Viabilità: Amirante, 1mln per nuova rotatoria su SR 56 Mossa-Gorizia
Trieste, 11 dic - "Abbiamo deciso di finanziare con 1 milione
di euro la realizzazione della rotatoria che metterà
definitivamente in sicurezza l'incrocio tra la Strada regionale
56 e le vie del Camposanto e della Stesa, nei Comuni di Mossa e
Gorizia, uno snodo viario da tempo oggetto di attenzione per la
sua criticità. Si tratta di un'opera strategica per la sicurezza
stradale e la fluidità del traffico". Lo annuncia l'assessore alle Infrastrutture e Territorio Cristina
Amirante. "L'intervento - spiega Amirante - prevede la realizzazione di una
rotatoria compatta, conforme alle disposizioni del Decreto
ministeriale del 2006 sulle intersezioni stradali, con un
diametro esterno di 32 metri sulla linea bianca, idoneo a
garantire il transito in piena sicurezza anche ai mezzi
eccezionali fino a 25 metri di lunghezza". Il diametro dell'aiuola centrale sarà di 14 metri, con una fascia
esterna sormontabile larga 2,50 metri. La rotatoria sarà posta in
piano, così da assicurare le migliori condizioni di visibilità e
sicurezza per tutte le manovre di svolta. "Al fine di ridurre al minimo gli espropri - aggiunge l'esponente
della Giunta Fedriga - è stato progettato un singolo attestamento
per tutte le direttrici di marcia che confluiscono nel nodo
stradale. È inoltre prevista la realizzazione di un marciapiede
con attraversamento della SR 56 dal lato del Comune di Mossa, per
garantire la continuità del percorso pedonale esistente.

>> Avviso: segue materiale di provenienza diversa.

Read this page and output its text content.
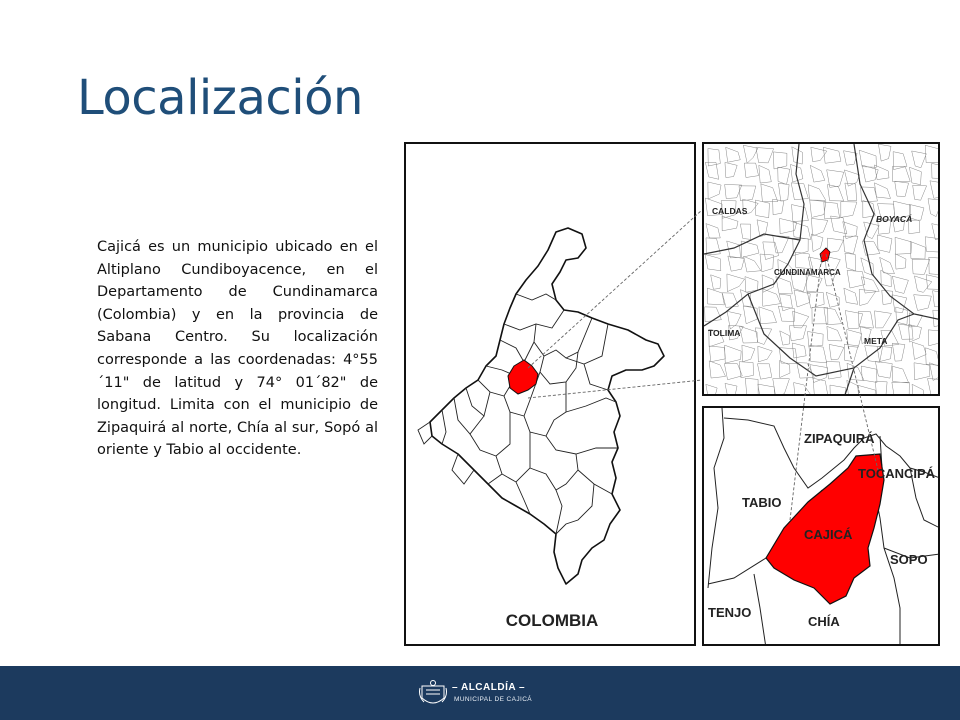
Localización

Cajicá es un municipio ubicado en el Altiplano Cundiboyacence, en el Departamento de Cundinamarca (Colombia) y en la provincia de Sabana Centro. Su localización corresponde a las coordenadas: 4°55´11" de latitud y 74° 01´82" de longitud. Limita con el municipio de Zipaquirá al norte, Chía al sur, Sopó al oriente y Tabio al occidente.

COLOMBIA
CALDAS
BOYACÁ
CUNDINAMARCA
TOLIMA
META
ZIPAQUIRÁ
TOCANCIPÁ
TABIO
CAJICÁ
SOPO
TENJO
CHÍA
– ALCALDÍA –
MUNICIPAL DE CAJICÁ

L'intersezione sarà infine completamente illuminata". "Con questo finanziamento - dichiara l'assessore - diamo una
risposta concreta a una criticità storica della viabilità
dell'Isontino. La nuova rotatoria consentirà di innalzare in modo
significativo i livelli di sicurezza per automobilisti, trasporti
pesanti e pedoni, migliorando al tempo stesso la fluidità del
traffico su un'arteria particolarmente frequentata. È un
intervento che unisce sicurezza, funzionalità e attenzione al
territorio, frutto di una progettazione mirata e condivisa". L'opera rientra nel più ampio programma regionale di messa in
sicurezza della rete stradale e di miglioramento della qualità
della mobilità, con particolare attenzione ai punti critici e
agli snodi a maggiore intensità di traffico.